Precisamos de uma renovação de nossa vida litúrgica, que está cedendo ao irracionalismo pós-moderno. Como conseqüência do irracionalismo, na vida da igreja, nossos cultos têm cada vez menos conteúdo e cada vez mais emoção. Cada vez menos Palavra de Deus, e cada vez mais desejos e sonhos humanos. Cada vez procuramos menos agradar a Deus, e mais a nós mesmos – afinal, “o culto não é para a gente se sentir bem?” Liturgias irracionais não ajudam a Igreja a enfrentar a pós-modernidade. A rejeição da razão não é a solução para os males da racionalidade moderna, voltada inteiramente para a técnica e a eficácia. Ao invés de vivermos levados pelos sentimentos, precisamos de uma racionalidade ampla, humana, plena. Precisamos de uma “razão comunicativa”, que, ao invés de se centrar na técnica e eficácia, tenha seu eixo na relação pessoal e social com o “outro” (próximo, na linguagem bíblica). Como cristãos, em particular, precisamos de uma inteligência crítica, que nos torne capazes de “dar a razão da nossa esperança a quem nos perguntar” (I Pedro 3,15).
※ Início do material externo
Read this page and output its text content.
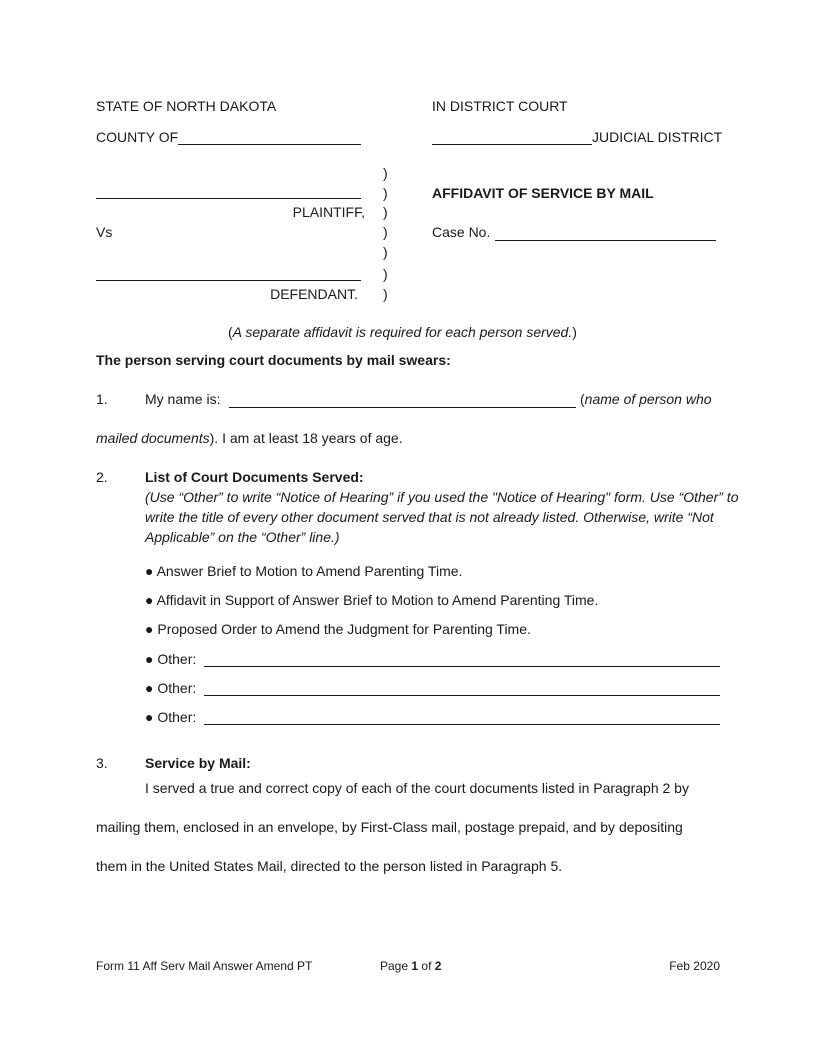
STATE OF NORTH DAKOTA	IN DISTRICT COURT
COUNTY OF	JUDICIAL DISTRICT
)
)
)
)
)
)
)
PLAINTIFF,
Vs
DEFENDANT.
AFFIDAVIT OF SERVICE BY MAIL
Case No.
(A separate affidavit is required for each person served.)
The person serving court documents by mail swears:
1.	My name is:	(name of person who
mailed documents). I am at least 18 years of age.
2.	List of Court Documents Served:
(Use “Other” to write “Notice of Hearing” if you used the "Notice of Hearing" form. Use “Other” to write the title of every other document served that is not already listed. Otherwise, write “Not Applicable” on the “Other” line.)
● Answer Brief to Motion to Amend Parenting Time.
● Affidavit in Support of Answer Brief to Motion to Amend Parenting Time.
● Proposed Order to Amend the Judgment for Parenting Time.
● Other:
● Other:
● Other:
3.	Service by Mail:
I served a true and correct copy of each of the court documents listed in Paragraph 2 by
mailing them, enclosed in an envelope, by First-Class mail, postage prepaid, and by depositing
them in the United States Mail, directed to the person listed in Paragraph 5.
Form 11 Aff Serv Mail Answer Amend PT	Page 1 of 2	Feb 2020
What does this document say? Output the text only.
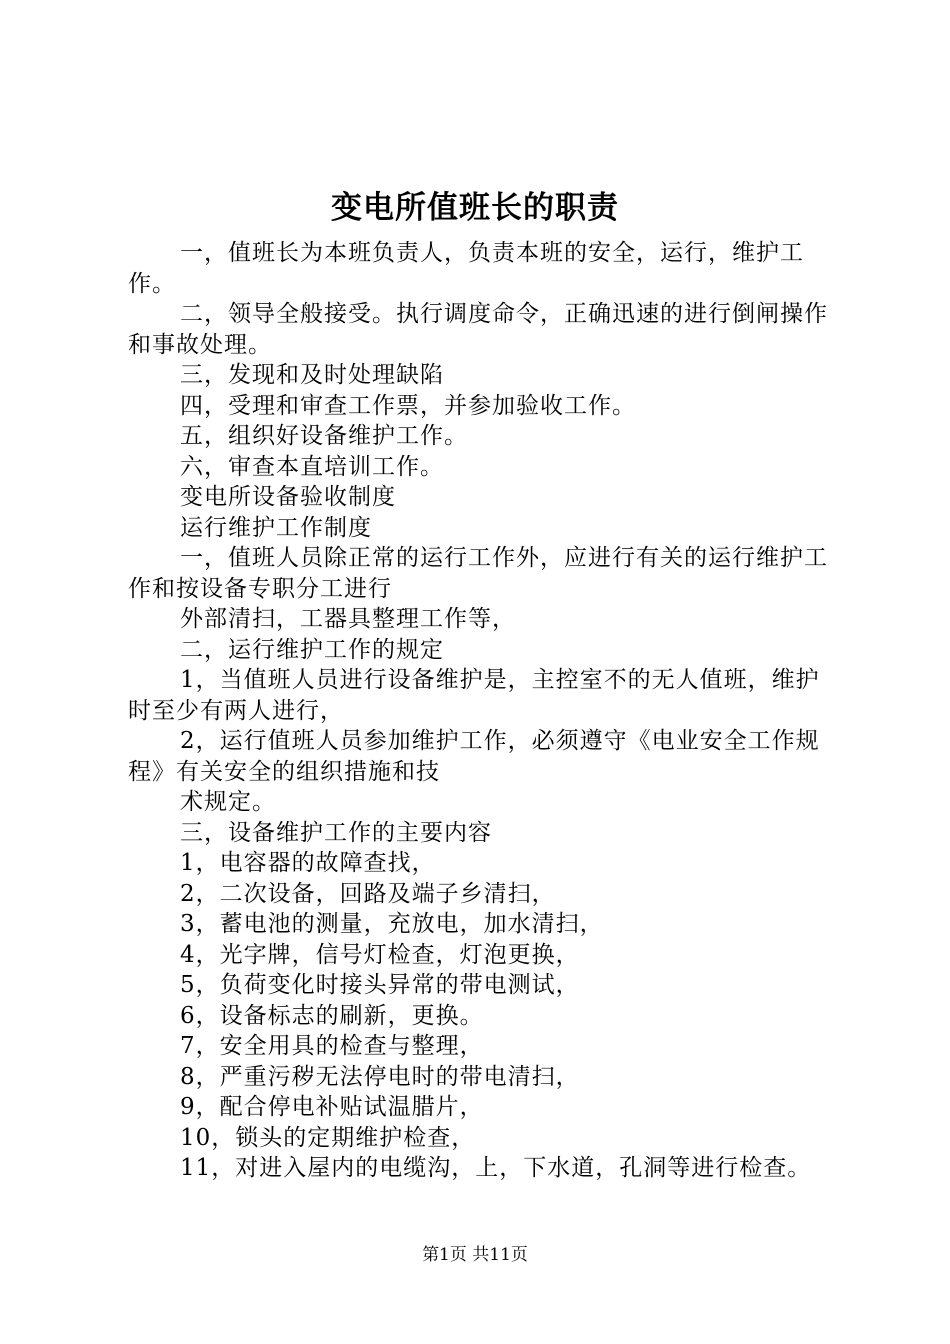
变电所值班长的职责

一，值班长为本班负责人，负责本班的安全，运行，维护工作。

二，领导全般接受。执行调度命令，正确迅速的进行倒闸操作和事故处理。

三，发现和及时处理缺陷

四，受理和审查工作票，并参加验收工作。

五，组织好设备维护工作。

六，审查本直培训工作。

变电所设备验收制度

运行维护工作制度

一，值班人员除正常的运行工作外，应进行有关的运行维护工作和按设备专职分工进行

外部清扫，工器具整理工作等，

二，运行维护工作的规定

1，当值班人员进行设备维护是，主控室不的无人值班，维护时至少有两人进行，

2，运行值班人员参加维护工作，必须遵守《电业安全工作规程》有关安全的组织措施和技

术规定。

三，设备维护工作的主要内容

1，电容器的故障查找，

2，二次设备，回路及端子乡清扫，

3，蓄电池的测量，充放电，加水清扫，

4，光字牌，信号灯检查，灯泡更换，

5，负荷变化时接头异常的带电测试，

6，设备标志的刷新，更换。

7，安全用具的检查与整理，

8，严重污秽无法停电时的带电清扫，

9，配合停电补贴试温腊片，

10，锁头的定期维护检查，

11，对进入屋内的电缆沟，上，下水道，孔洞等进行检查。

第1页 共11页
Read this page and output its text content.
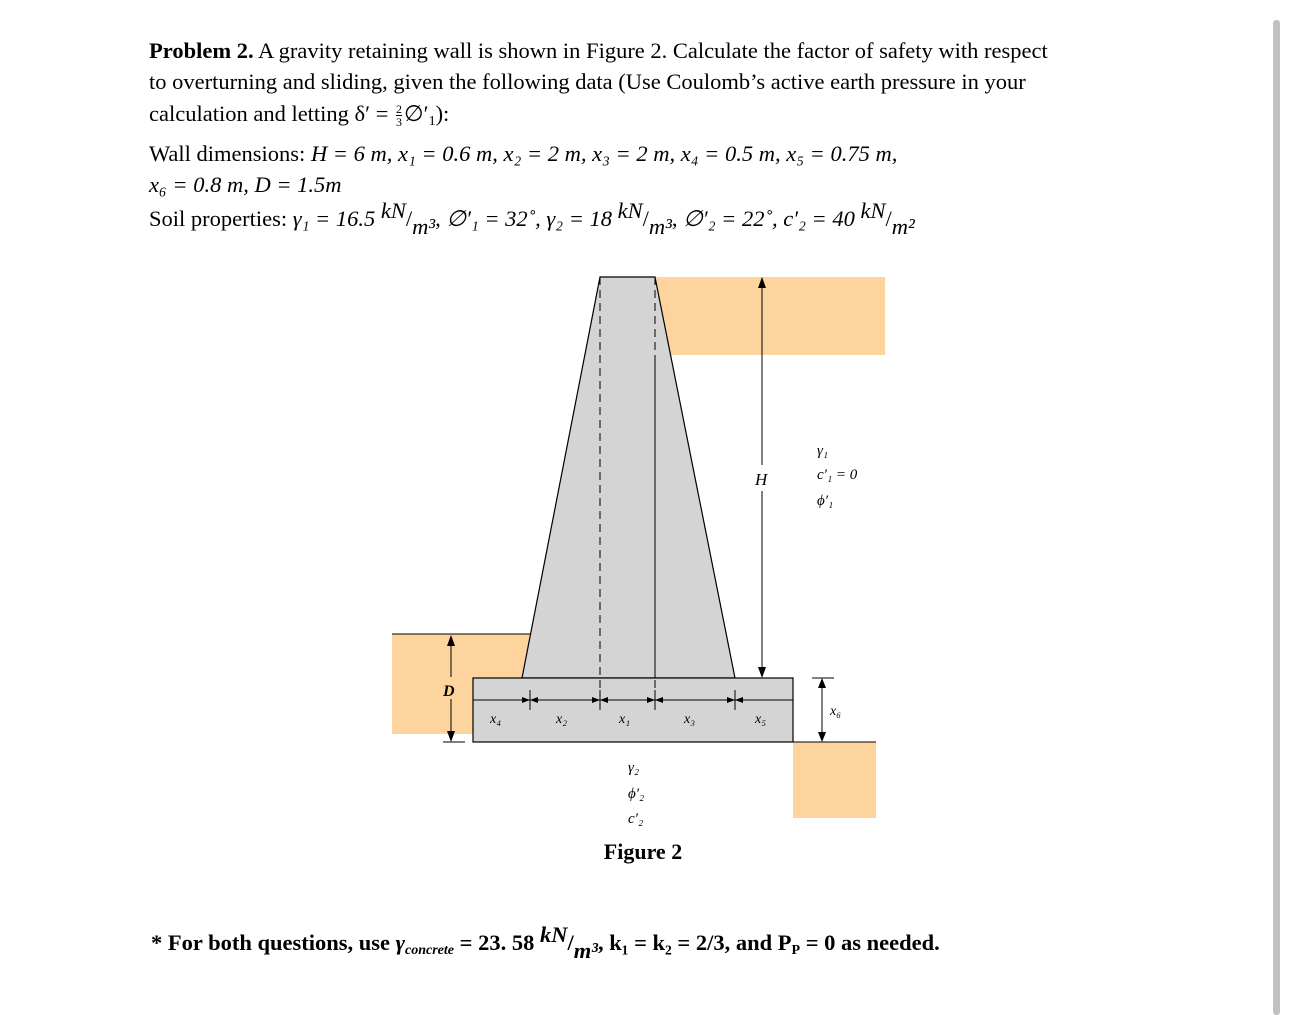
Problem 2. A gravity retaining wall is shown in Figure 2. Calculate the factor of safety with respect
to overturning and sliding, given the following data (Use Coulomb’s active earth pressure in your
calculation and letting $\delta' = \frac{2}{3}$ $\emptyset'_1$):
Wall dimensions: H = 6 m, x₁ = 0.6 m, x₂ = 2 m, x₃ = 2 m, x₄ = 0.5 m, x₅ = 0.75 m,
x₆ = 0.8 m, D = 1.5m
Soil properties: γ₁ = 16.5 kN/m³, ∅′₁ = 32˚, γ₂ = 18 kN/m³, ∅′₂ = 22˚, c′₂ = 40 kN/m²
H
D
γ₁
c′₁ = 0
ϕ′₁
x₄	x₂	x₁	x₃	x₅
x₆
γ₂
ϕ′₂
c′₂
Figure 2
* For both questions, use $\gamma_{concrete} = 23$. 58 kN/m³, k₁ = k₂ = 2/3, and $P_P = 0$ as needed.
A vida sem integridade, apenas com interesses e desejos
Uma vida vivida em função dos sentimentos, além de negar a capacidade humana de crítica e pensamento construtivo, também nos torna fáceis presas de nossos interesses e desejos pecaminosos. Vários são os sintomas da crise da razão e do reinado do sentimentalismo. Por exemplo: a desestruturação da vida familiar, em função de uma visão meramente romântica do amor, mediante a qual “João ama Maria, que gosta de José, que ama Antônia, que prefere Pedro, mas está triste porque ele ama José …”. Outra causa da desestruturação familiar é o afastamento cada vez maior entre pais e filhos, a falta de comunicação eficaz entre as gerações dentro de casa, a tentativa de cada lado impor a sua vontade e seus desejos. Além da desestruturação da vida familiar, outro exemplo da crise da razão é o abandono da integridade como padrão ético de comportamento. Tudo vale para a realização dos desejos pessoais – uma mentirinha, um jeitinho, uma fezinha… A palavra não precisa ser cumprida, os compromissos não são levados a sério, os relacionamentos pessoais servem apenas enquanto se “leva vantagem”; entre os adolescentes e jovens a moda é “ficar”, pois quem “fica” não se compromete com a outra pessoa. Não há integridade nos negócios, nas relações pessoais, na política, no exercício do poder público.
Neste sentido, a pós-modernidade não é tão “pós” assim, pois a falta de integridade é uma característica da pecaminosidade humana. Todavia, em nossos dias, como nos tempos de Paulo, a ausência de integridade tem se tornado o ponto mais crítico da ética individual e social (cp. Rm 1,28-33). O mais preocupante, porém, é a penetração da falta de integridade nos meios evangélicos! Líderes internacionais de missões e pastoral, como Frank Dietz e Warren Wiersbe têm escrito livros defendendo a necessidade da volta da integridade à vida cristã, particularmente entre os líderes do povo de Deus. Como poderá Deus nos escutar se não vivemos de forma íntegra a Sua vontade? (cf. Amós 5,21a-24). Como anunciar o Deus da justiça sem integridade? Como crerão se não virem em nós a verdade de Deus em ação?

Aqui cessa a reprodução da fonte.